There’s been some developments this day.
First of all a defunct blog on history and philosophy of science has revived with a new skin and as a group blog: AmericanScience: A Team Blog. I keep wanting to say “F&*k yeah!” It used to be the Forum for the History of Science in America. Some nice pieces there already (but horrible horrible font choices: I say this as a quandam graphic artist and compositor, okay?)
Second we have, courtesy of Softpedia (which turns out to be a useful science news feed) some developments in systematics and phylogeny. Or perhaps I should say, some phylogeny FAIL.
The first one is that – as the headline screams – ‘Mosaic of Life’ May Replace ‘Tree of Life’ – why? because it turns out genes cross taxonomic boundaries. Which we knew already. Gene trees are not species trees, and it is a category error to think that they should be the same. In fact, in order to identify lateral transfer of genes, we already need to have a species tree, or (to be consistent with my prior arguments) a relationship statement of taxa, which turn out to be something you can represent as a tree. This is on a par with the awful New Scientist article from a while back.
The second one is that a cricket Species Found Unchanged After 100 Million Years – except that the species are not the same, only the whole group, which is only the same if you ignore changes at the species level. The genus has remained the “same” for values of the “same” that include species evolution. And “genus” is an artificial construct at any rate, defined largely by traits that do not change much. Hence, the title of the press release should have read: “Things which do not change much by definition haven’t changed much, if you squint”.

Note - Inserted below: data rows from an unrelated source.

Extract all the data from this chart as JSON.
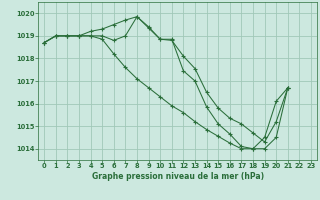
{
  "title": "Graphe pression niveau de la mer (hPa)",
  "bg_color": "#cce8df",
  "grid_color": "#a0c8b8",
  "line_color": "#2a6e3a",
  "xlim": [
    -0.5,
    23.5
  ],
  "ylim": [
    1013.5,
    1020.5
  ],
  "yticks": [
    1014,
    1015,
    1016,
    1017,
    1018,
    1019,
    1020
  ],
  "xticks": [
    0,
    1,
    2,
    3,
    4,
    5,
    6,
    7,
    8,
    9,
    10,
    11,
    12,
    13,
    14,
    15,
    16,
    17,
    18,
    19,
    20,
    21,
    22,
    23
  ],
  "series": [
    {
      "x": [
        0,
        1,
        2,
        3,
        4,
        5,
        6,
        7,
        8,
        9,
        10,
        11,
        12,
        13,
        14,
        15,
        16,
        17,
        18,
        19,
        20,
        21
      ],
      "y": [
        1018.7,
        1019.0,
        1019.0,
        1019.0,
        1019.0,
        1019.0,
        1018.8,
        1019.0,
        1019.85,
        1019.35,
        1018.85,
        1018.8,
        1018.1,
        1017.55,
        1016.5,
        1015.8,
        1015.35,
        1015.1,
        1014.7,
        1014.3,
        1015.2,
        1016.7
      ]
    },
    {
      "x": [
        0,
        1,
        2,
        3,
        4,
        5,
        6,
        7,
        8,
        9,
        10,
        11,
        12,
        13,
        14,
        15,
        16,
        17,
        18,
        19,
        20,
        21
      ],
      "y": [
        1018.7,
        1019.0,
        1019.0,
        1019.0,
        1019.2,
        1019.3,
        1019.5,
        1019.7,
        1019.85,
        1019.4,
        1018.85,
        1018.85,
        1017.45,
        1017.0,
        1015.85,
        1015.1,
        1014.65,
        1014.1,
        1014.0,
        1014.5,
        1016.1,
        1016.7
      ]
    },
    {
      "x": [
        0,
        1,
        2,
        3,
        4,
        5,
        6,
        7,
        8,
        9,
        10,
        11,
        12,
        13,
        14,
        15,
        16,
        17,
        18,
        19,
        20,
        21
      ],
      "y": [
        1018.7,
        1019.0,
        1019.0,
        1019.0,
        1019.0,
        1018.85,
        1018.2,
        1017.6,
        1017.1,
        1016.7,
        1016.3,
        1015.9,
        1015.6,
        1015.2,
        1014.85,
        1014.55,
        1014.25,
        1014.0,
        1014.0,
        1014.0,
        1014.5,
        1016.7
      ]
    }
  ]
}
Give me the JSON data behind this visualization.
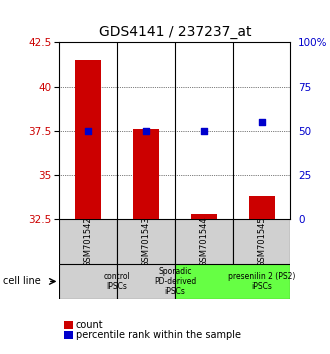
{
  "title": "GDS4141 / 237237_at",
  "samples": [
    "GSM701542",
    "GSM701543",
    "GSM701544",
    "GSM701545"
  ],
  "bar_values": [
    41.5,
    37.6,
    32.8,
    33.8
  ],
  "bar_bottom": 32.5,
  "percentile_values": [
    50,
    50,
    50,
    55
  ],
  "ylim_left": [
    32.5,
    42.5
  ],
  "ylim_right": [
    0,
    100
  ],
  "yticks_left": [
    32.5,
    35.0,
    37.5,
    40.0,
    42.5
  ],
  "yticks_right": [
    0,
    25,
    50,
    75,
    100
  ],
  "ytick_labels_left": [
    "32.5",
    "35",
    "37.5",
    "40",
    "42.5"
  ],
  "ytick_labels_right": [
    "0",
    "25",
    "50",
    "75",
    "100%"
  ],
  "bar_color": "#cc0000",
  "point_color": "#0000cc",
  "cell_line_groups": [
    {
      "label": "control\nIPSCs",
      "start": 0,
      "end": 1,
      "color": "#d0d0d0"
    },
    {
      "label": "Sporadic\nPD-derived\niPSCs",
      "start": 1,
      "end": 2,
      "color": "#d0d0d0"
    },
    {
      "label": "presenilin 2 (PS2)\niPSCs",
      "start": 2,
      "end": 4,
      "color": "#66ff44"
    }
  ],
  "legend_red_label": "count",
  "legend_blue_label": "percentile rank within the sample",
  "cell_line_label": "cell line",
  "left_axis_color": "#cc0000",
  "right_axis_color": "#0000cc",
  "bar_width": 0.45,
  "title_fontsize": 10
}
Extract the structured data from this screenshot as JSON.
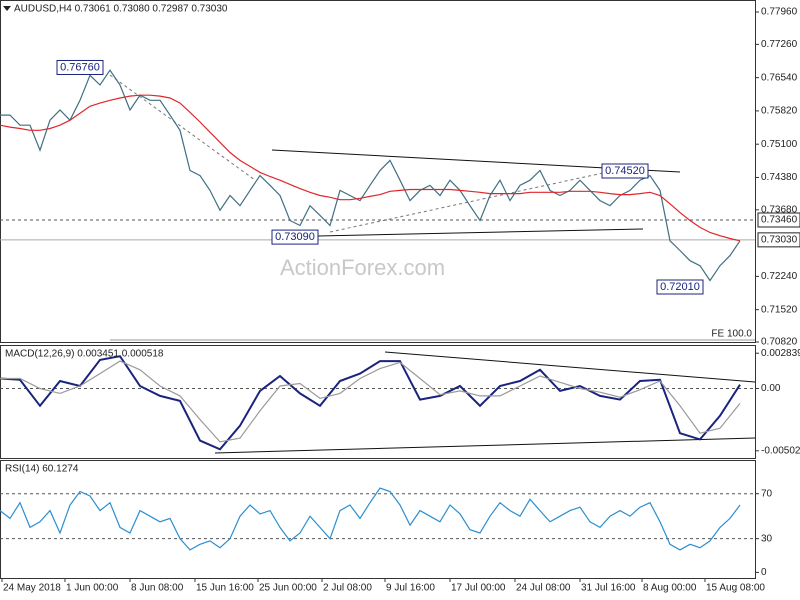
{
  "chart_data": [
    {
      "type": "line",
      "title": "AUDUSD,H4  0.73061 0.73080 0.72987 0.73030",
      "watermark": "ActionForex.com",
      "note": "FE 100.0",
      "x": [
        0,
        1,
        2,
        3,
        4,
        5,
        6,
        7,
        8,
        9,
        10,
        11,
        12,
        13,
        14,
        15,
        16,
        17,
        18,
        19,
        20,
        21,
        22,
        23,
        24,
        25,
        26,
        27,
        28,
        29,
        30,
        31,
        32,
        33,
        34,
        35,
        36,
        37,
        38,
        39,
        40,
        41,
        42,
        43,
        44,
        45,
        46,
        47,
        48,
        49,
        50,
        51,
        52,
        53,
        54,
        55,
        56,
        57,
        58,
        59,
        60,
        61,
        62,
        63,
        64,
        65,
        66,
        67,
        68,
        69,
        70,
        71,
        72,
        73,
        74
      ],
      "series": [
        {
          "color": "#3f6f82",
          "values": [
            0.7573,
            0.7573,
            0.7551,
            0.7551,
            0.7497,
            0.7562,
            0.7584,
            0.7562,
            0.7605,
            0.7659,
            0.7638,
            0.767,
            0.7638,
            0.7584,
            0.7616,
            0.7605,
            0.7605,
            0.7573,
            0.754,
            0.7453,
            0.7442,
            0.741,
            0.7367,
            0.7399,
            0.7377,
            0.741,
            0.7442,
            0.7421,
            0.7399,
            0.7345,
            0.7334,
            0.7377,
            0.7356,
            0.7334,
            0.741,
            0.7399,
            0.7388,
            0.7421,
            0.7453,
            0.7475,
            0.7432,
            0.7388,
            0.741,
            0.7421,
            0.7399,
            0.7432,
            0.741,
            0.7377,
            0.7345,
            0.7399,
            0.7432,
            0.7388,
            0.7421,
            0.7432,
            0.7453,
            0.741,
            0.7399,
            0.741,
            0.7432,
            0.741,
            0.7388,
            0.7377,
            0.7399,
            0.741,
            0.7432,
            0.7442,
            0.741,
            0.7301,
            0.728,
            0.7258,
            0.7247,
            0.7215,
            0.7247,
            0.7269,
            0.7301
          ]
        },
        {
          "color": "#e0262b",
          "values": [
            0.7551,
            0.7547,
            0.7544,
            0.754,
            0.754,
            0.7544,
            0.7551,
            0.7562,
            0.7577,
            0.7592,
            0.7599,
            0.7605,
            0.761,
            0.7614,
            0.7616,
            0.7616,
            0.7614,
            0.761,
            0.7599,
            0.7579,
            0.7558,
            0.7536,
            0.7514,
            0.7492,
            0.7475,
            0.7462,
            0.7449,
            0.744,
            0.7432,
            0.7423,
            0.7414,
            0.7406,
            0.7399,
            0.7395,
            0.739,
            0.739,
            0.7393,
            0.7397,
            0.7401,
            0.7408,
            0.741,
            0.7412,
            0.7412,
            0.7412,
            0.7412,
            0.7412,
            0.741,
            0.7408,
            0.7406,
            0.7403,
            0.7403,
            0.7403,
            0.7403,
            0.7406,
            0.7406,
            0.7406,
            0.7406,
            0.7408,
            0.7408,
            0.7408,
            0.7406,
            0.7403,
            0.7401,
            0.7401,
            0.7403,
            0.7406,
            0.7399,
            0.7381,
            0.7362,
            0.7345,
            0.733,
            0.7319,
            0.7312,
            0.7306,
            0.7301
          ]
        }
      ],
      "xlim": [
        0,
        75.5
      ],
      "ylim": [
        0.7082,
        0.7822
      ],
      "yticks": [
        {
          "value": 0.7796,
          "label": "0.77960"
        },
        {
          "value": 0.7726,
          "label": "0.77260"
        },
        {
          "value": 0.7654,
          "label": "0.76540"
        },
        {
          "value": 0.7582,
          "label": "0.75820"
        },
        {
          "value": 0.751,
          "label": "0.75100"
        },
        {
          "value": 0.7438,
          "label": "0.74380"
        },
        {
          "value": 0.7368,
          "label": "0.73680"
        },
        {
          "value": 0.7224,
          "label": "0.72240"
        },
        {
          "value": 0.7152,
          "label": "0.71520"
        },
        {
          "value": 0.7082,
          "label": "0.70820"
        }
      ],
      "hlines": [
        {
          "value": 0.7346,
          "label": "0.73460",
          "style": "dashed"
        },
        {
          "value": 0.7303,
          "label": "0.73030",
          "style": "solid"
        }
      ],
      "annotations": [
        {
          "text": "0.76760",
          "x": 10.5,
          "value": 0.7676
        },
        {
          "text": "0.73090",
          "x": 32,
          "value": 0.7309
        },
        {
          "text": "0.74520",
          "x": 65,
          "value": 0.7452
        },
        {
          "text": "0.72010",
          "x": 70.5,
          "value": 0.7201
        }
      ]
    },
    {
      "type": "line",
      "title": "MACD(12,26,9) 0.003451 0.000518",
      "x": [
        0,
        2,
        4,
        6,
        8,
        10,
        12,
        14,
        16,
        18,
        20,
        22,
        24,
        26,
        28,
        30,
        32,
        34,
        36,
        38,
        40,
        42,
        44,
        46,
        48,
        50,
        52,
        54,
        56,
        58,
        60,
        62,
        64,
        66,
        68,
        70,
        72,
        74
      ],
      "series": [
        {
          "color": "#1a237e",
          "values": [
            0.0008,
            0.0007,
            -0.0014,
            0.0006,
            0.0002,
            0.0023,
            0.0026,
            0.0002,
            -0.0006,
            -0.001,
            -0.0042,
            -0.0049,
            -0.003,
            -0.0002,
            0.001,
            -0.0004,
            -0.0014,
            0.0006,
            0.0012,
            0.0022,
            0.0022,
            -0.0009,
            -0.0006,
            0.0002,
            -0.0014,
            0.0002,
            0.0006,
            0.0015,
            -0.0002,
            0.0002,
            -0.0006,
            -0.0009,
            0.0006,
            0.0007,
            -0.0036,
            -0.0041,
            -0.0022,
            0.0003
          ]
        },
        {
          "color": "#9a9a9a",
          "values": [
            0.0008,
            0.0008,
            0,
            -0.0004,
            0.0002,
            0.0012,
            0.0022,
            0.0015,
            0.0002,
            -0.0006,
            -0.0025,
            -0.0043,
            -0.004,
            -0.0018,
            0.0002,
            0.0004,
            -0.0008,
            -0.0004,
            0.0008,
            0.0016,
            0.0021,
            0.0008,
            -0.0005,
            -0.0002,
            -0.0006,
            -0.0006,
            0.0002,
            0.001,
            0.0005,
            0,
            -0.0003,
            -0.0007,
            -0.0001,
            0.0006,
            -0.0014,
            -0.0036,
            -0.0032,
            -0.0012
          ]
        }
      ],
      "xlim": [
        0,
        75.5
      ],
      "ylim": [
        -0.0056,
        0.0035
      ],
      "yticks": [
        0.002839,
        {
          "value": 0,
          "label": "0.00"
        },
        -0.005021
      ],
      "hlines": [
        {
          "value": 0,
          "style": "dashed"
        }
      ]
    },
    {
      "type": "line",
      "title": "RSI(14) 60.1274",
      "x": [
        0,
        1,
        2,
        3,
        4,
        5,
        6,
        7,
        8,
        9,
        10,
        11,
        12,
        13,
        14,
        15,
        16,
        17,
        18,
        19,
        20,
        21,
        22,
        23,
        24,
        25,
        26,
        27,
        28,
        29,
        30,
        31,
        32,
        33,
        34,
        35,
        36,
        37,
        38,
        39,
        40,
        41,
        42,
        43,
        44,
        45,
        46,
        47,
        48,
        49,
        50,
        51,
        52,
        53,
        54,
        55,
        56,
        57,
        58,
        59,
        60,
        61,
        62,
        63,
        64,
        65,
        66,
        67,
        68,
        69,
        70,
        71,
        72,
        73,
        74
      ],
      "series": [
        {
          "color": "#2b8fd0",
          "values": [
            55,
            48,
            62,
            40,
            45,
            55,
            35,
            60,
            72,
            68,
            55,
            62,
            40,
            35,
            55,
            50,
            45,
            48,
            30,
            20,
            25,
            28,
            22,
            30,
            50,
            60,
            52,
            55,
            40,
            28,
            35,
            50,
            40,
            30,
            55,
            60,
            48,
            62,
            75,
            72,
            60,
            42,
            55,
            50,
            45,
            60,
            52,
            38,
            35,
            50,
            62,
            55,
            50,
            65,
            55,
            45,
            50,
            55,
            58,
            45,
            40,
            50,
            55,
            50,
            58,
            62,
            45,
            25,
            20,
            25,
            22,
            28,
            40,
            48,
            60
          ]
        }
      ],
      "xlim": [
        0,
        75.5
      ],
      "ylim": [
        -5,
        100
      ],
      "yticks": [
        70,
        30,
        0
      ],
      "hlines": [
        {
          "value": 70,
          "style": "dashed"
        },
        {
          "value": 30,
          "style": "dashed"
        }
      ],
      "xticks": [
        {
          "value": 0.2,
          "label": "24 May 2018"
        },
        {
          "value": 6.5,
          "label": "1 Jun 00:00"
        },
        {
          "value": 13,
          "label": "8 Jun 08:00"
        },
        {
          "value": 19.5,
          "label": "15 Jun 16:00"
        },
        {
          "value": 25.8,
          "label": "25 Jun 00:00"
        },
        {
          "value": 32.2,
          "label": "2 Jul 08:00"
        },
        {
          "value": 38.5,
          "label": "9 Jul 16:00"
        },
        {
          "value": 45,
          "label": "17 Jul 00:00"
        },
        {
          "value": 51.5,
          "label": "24 Jul 08:00"
        },
        {
          "value": 58,
          "label": "31 Jul 16:00"
        },
        {
          "value": 64.2,
          "label": "8 Aug 00:00"
        },
        {
          "value": 70.5,
          "label": "15 Aug 08:00"
        }
      ]
    }
  ]
}
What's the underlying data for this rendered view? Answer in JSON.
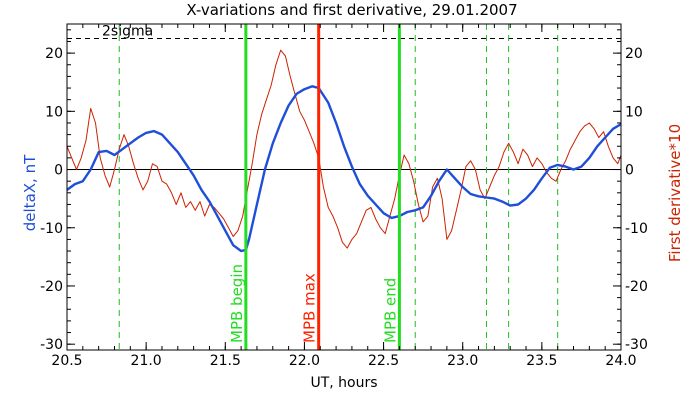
{
  "chart_data": {
    "type": "line",
    "title": "X-variations and first derivative, 29.01.2007",
    "xlabel": "UT, hours",
    "ylabel_left": "deltaX, nT",
    "ylabel_right": "First derivative*10",
    "xlim": [
      20.5,
      24.0
    ],
    "ylim": [
      -31,
      25
    ],
    "x_ticks": [
      "20.5",
      "21.0",
      "21.5",
      "22.0",
      "22.5",
      "23.0",
      "23.5",
      "24.0"
    ],
    "y_ticks": [
      "-30",
      "-20",
      "-10",
      "0",
      "10",
      "20"
    ],
    "threshold": {
      "label": "2sigma",
      "value": 22.5,
      "color": "#000000"
    },
    "markers": [
      {
        "label": "MPB begin",
        "x": 21.63,
        "color": "#22dd22"
      },
      {
        "label": "MPB max",
        "x": 22.09,
        "color": "#ff2200"
      },
      {
        "label": "MPB end",
        "x": 22.6,
        "color": "#22dd22"
      }
    ],
    "dashed_lines": {
      "color": "#22bb22",
      "x": [
        20.83,
        22.7,
        23.15,
        23.29,
        23.6
      ]
    },
    "series": [
      {
        "name": "deltaX, nT",
        "color": "#1f4fd8",
        "x": [
          20.5,
          20.55,
          20.6,
          20.65,
          20.7,
          20.75,
          20.8,
          20.85,
          20.9,
          20.95,
          21.0,
          21.05,
          21.1,
          21.15,
          21.2,
          21.25,
          21.3,
          21.35,
          21.4,
          21.45,
          21.5,
          21.55,
          21.6,
          21.63,
          21.65,
          21.7,
          21.75,
          21.8,
          21.85,
          21.9,
          21.95,
          22.0,
          22.05,
          22.09,
          22.15,
          22.2,
          22.25,
          22.3,
          22.35,
          22.4,
          22.45,
          22.5,
          22.55,
          22.6,
          22.65,
          22.7,
          22.75,
          22.8,
          22.85,
          22.9,
          22.95,
          23.0,
          23.05,
          23.1,
          23.15,
          23.2,
          23.25,
          23.3,
          23.35,
          23.4,
          23.45,
          23.5,
          23.55,
          23.6,
          23.65,
          23.7,
          23.75,
          23.8,
          23.85,
          23.9,
          23.95,
          24.0
        ],
        "y": [
          -3.5,
          -2.5,
          -2.0,
          0.0,
          3.0,
          3.2,
          2.5,
          3.5,
          4.5,
          5.5,
          6.3,
          6.6,
          6.0,
          4.5,
          3.0,
          1.0,
          -1.0,
          -3.5,
          -5.5,
          -8.0,
          -10.5,
          -13.0,
          -14.0,
          -13.8,
          -12.0,
          -6.0,
          0.0,
          4.5,
          8.0,
          11.0,
          13.0,
          13.8,
          14.3,
          14.0,
          11.5,
          8.0,
          4.0,
          0.5,
          -2.5,
          -4.5,
          -6.0,
          -7.5,
          -8.3,
          -8.0,
          -7.3,
          -7.0,
          -6.5,
          -4.5,
          -2.0,
          0.0,
          -1.5,
          -3.0,
          -4.2,
          -4.6,
          -4.8,
          -5.0,
          -5.5,
          -6.2,
          -6.0,
          -5.0,
          -3.5,
          -1.5,
          0.3,
          0.8,
          0.5,
          0.0,
          0.5,
          2.0,
          4.0,
          5.5,
          7.0,
          7.8
        ]
      },
      {
        "name": "First derivative*10",
        "color": "#cc2200",
        "x": [
          20.5,
          20.53,
          20.56,
          20.59,
          20.62,
          20.65,
          20.68,
          20.71,
          20.74,
          20.77,
          20.8,
          20.83,
          20.86,
          20.89,
          20.92,
          20.95,
          20.98,
          21.01,
          21.04,
          21.07,
          21.1,
          21.13,
          21.16,
          21.19,
          21.22,
          21.25,
          21.28,
          21.31,
          21.34,
          21.37,
          21.4,
          21.43,
          21.46,
          21.49,
          21.52,
          21.55,
          21.58,
          21.61,
          21.64,
          21.67,
          21.7,
          21.73,
          21.76,
          21.79,
          21.82,
          21.85,
          21.88,
          21.91,
          21.94,
          21.97,
          22.0,
          22.03,
          22.06,
          22.09,
          22.12,
          22.15,
          22.18,
          22.21,
          22.24,
          22.27,
          22.3,
          22.33,
          22.36,
          22.39,
          22.42,
          22.45,
          22.48,
          22.51,
          22.54,
          22.57,
          22.6,
          22.63,
          22.66,
          22.69,
          22.72,
          22.75,
          22.78,
          22.81,
          22.84,
          22.87,
          22.9,
          22.93,
          22.96,
          22.99,
          23.02,
          23.05,
          23.08,
          23.11,
          23.14,
          23.17,
          23.2,
          23.23,
          23.26,
          23.29,
          23.32,
          23.35,
          23.38,
          23.41,
          23.44,
          23.47,
          23.5,
          23.53,
          23.56,
          23.59,
          23.62,
          23.65,
          23.68,
          23.71,
          23.74,
          23.77,
          23.8,
          23.83,
          23.86,
          23.89,
          23.92,
          23.95,
          23.98,
          24.0
        ],
        "y": [
          4.0,
          2.0,
          0.0,
          2.0,
          5.0,
          10.5,
          8.0,
          2.0,
          -1.0,
          -3.0,
          0.0,
          3.5,
          6.0,
          4.0,
          1.0,
          -1.5,
          -3.5,
          -2.0,
          1.0,
          0.5,
          -2.0,
          -2.5,
          -4.0,
          -6.0,
          -4.0,
          -6.5,
          -5.5,
          -7.0,
          -5.5,
          -8.0,
          -6.0,
          -6.5,
          -7.5,
          -8.5,
          -10.0,
          -11.5,
          -10.5,
          -8.0,
          -3.5,
          1.0,
          6.0,
          9.5,
          12.0,
          14.5,
          18.0,
          20.5,
          19.5,
          16.0,
          13.0,
          10.0,
          8.5,
          6.5,
          4.5,
          2.0,
          -3.0,
          -6.5,
          -8.0,
          -10.0,
          -12.5,
          -13.5,
          -12.0,
          -11.0,
          -9.0,
          -7.0,
          -6.5,
          -8.5,
          -10.0,
          -11.0,
          -8.0,
          -5.0,
          -1.0,
          2.5,
          1.0,
          -2.0,
          -6.0,
          -9.0,
          -8.0,
          -3.0,
          -1.5,
          -5.0,
          -12.0,
          -10.5,
          -7.0,
          -3.5,
          0.5,
          1.5,
          0.0,
          -3.5,
          -5.0,
          -3.0,
          -1.0,
          0.5,
          3.0,
          4.5,
          3.0,
          1.0,
          3.5,
          2.5,
          0.5,
          2.0,
          1.0,
          -0.5,
          -1.5,
          -2.0,
          0.0,
          1.5,
          3.5,
          5.0,
          6.5,
          7.5,
          8.0,
          7.0,
          5.5,
          6.5,
          4.0,
          2.0,
          1.0,
          2.5
        ]
      }
    ]
  }
}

Finally Bjørn Østman at Pleiotropy points out problems with a recent reassignment of Acoels (arsehole lackers) from a basal node on the evolutionary tree to a within-deuterosome node. The problem? Deuterosomes have arseholes, so this guy, which everybody wanted to be a kind of surrogate for the common ancestor of all bilaterans, is in fact a vastly reduced version of us. But…
They used microRNAs as their character set. They ignored, in other words, morphology and development, the traditional criteria for inferring relationships, in favour of a single test criterion. And this is because RNA is a “magic molecule”.
But there’s even a problem with Bjørn’s objection: why should we think that the morphology and development of these guys should be placed at the base anyway? The answer is simple: it makes evolutionary sense. No-arseholes come before arseholes, right? Well now this is an interesting question. How do we know that? Are we using hypotheses as evidence here? Why can’t a group be greatly reduced, evolutionarily? Even Darwin noted this among his barnacles. The presumption of what Hennig called transformation series is not supported by direct evidence, and so wanting these guys to fall anywhere in an evolutionary tree is fraught, although not, I think, beyond overcoming. It’s just that we had better be testing things as closely to the evidence as we can, and not rely on “what everybody knows”, or as J. B. S. Haldane called it, Aunt Jobisca’s Theorem.